Potential Game Changers
On the way to reach a carbon neutral Europe, some pathways can be predicted and planned, and they are part of this Vision. However some others can only emerge later in time as a result of disruptive and highly impacting factors such as technology breakthroughs, geopolitical changes, environmental or socio-economic events, or natural resources availability. This is what we call “game changers”.
For a more comprehensive perspective of the System of Systems picture, ENTSO-E has analysed some potential technological and socio-economic game changers that could materialise and imply a change in the transition roadmap.
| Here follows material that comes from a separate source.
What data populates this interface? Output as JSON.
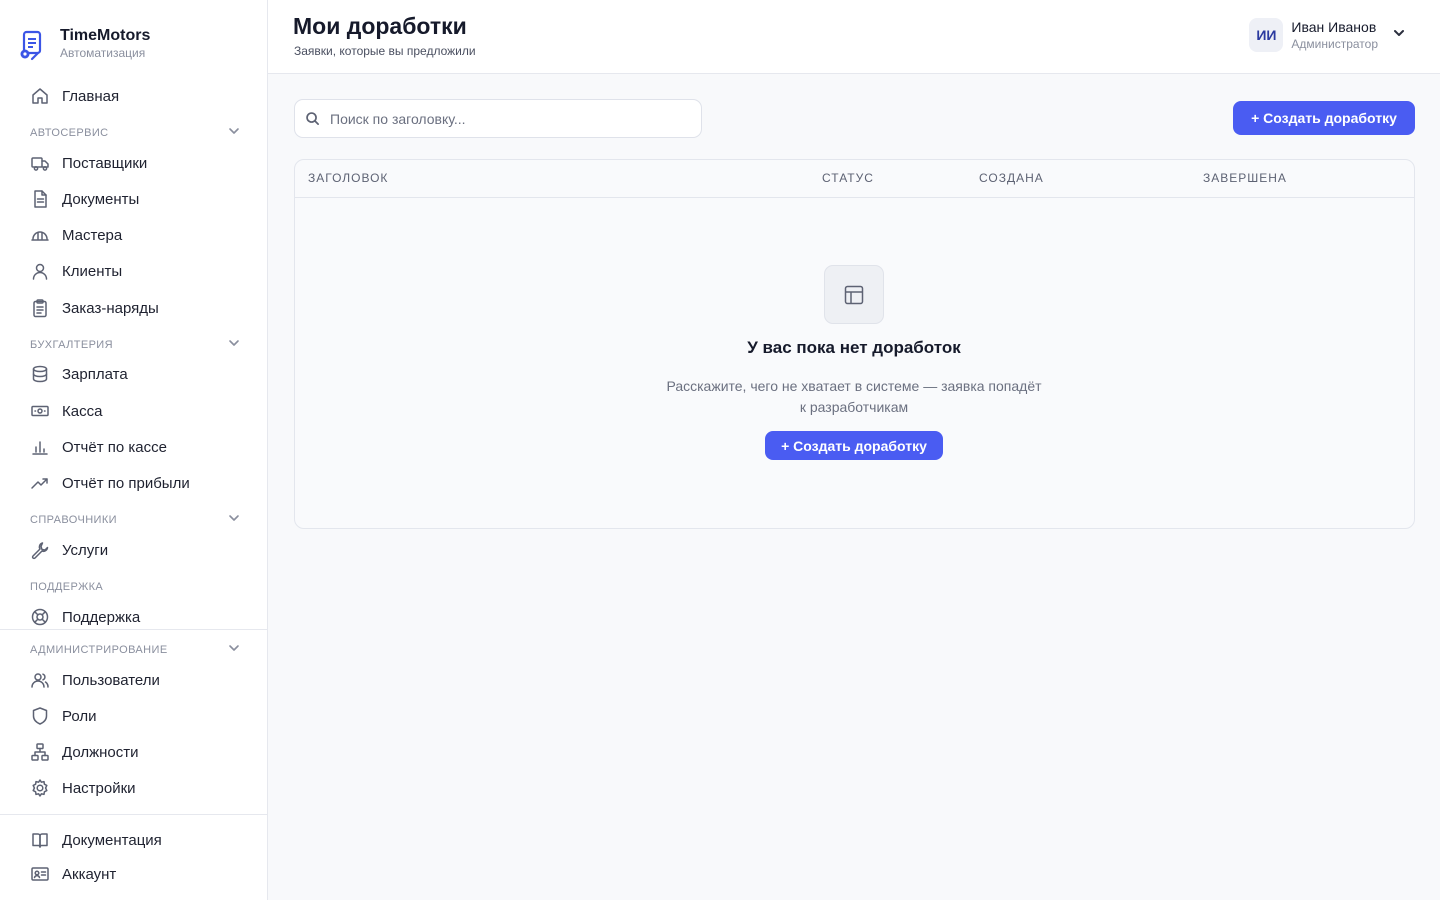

In principle, they can have positive, negative, or mixed consequences on the energy system as a whole. This means they can represent either an opportunity or a challenge for the roadmap. Following a comprehensive screening, eight potential factors have been prioritised and assessed.
In terms of impact, probability and conditions for them to materialise, the more interesting are
- Deep Digitalisation, already underway, but to an extent and impact not fully predictable for the long term.
- Cheap Storage applications for all use cases, following significant investments and R&D efforts, if achieved will reduce the relevance of other flexibility forms and speed up the transition.
Possible game changers to follow closely:
- Prosumers and Microgrids impacting market patterns, reducing grid flows, supporting grid operation and resilience through multi-level control philosophy.
- Hydrogen uptake, that will need to increase in order to provide the required long duration flexibilities.
Other game changers with less probability or impact can be:
- Superconductivity is subject to further developments and should find application in specific use cases but not chang- ing fundamentally grid planning and operation.
- Supergrid & Imports: the concept could materialise for bulk exchanges with neighbouring countries if geopolitical conditions will allow it.
- Nuclear fission, reducing the need for long duration flexibility, will likely remain country-dependent and not a pan-European policy; nuclear fusion is still for the very long term.
- Carbon Capture: in the short term not mature / cost-effective technologies; in the long term not consistent with the phasing out of fossil industry processes.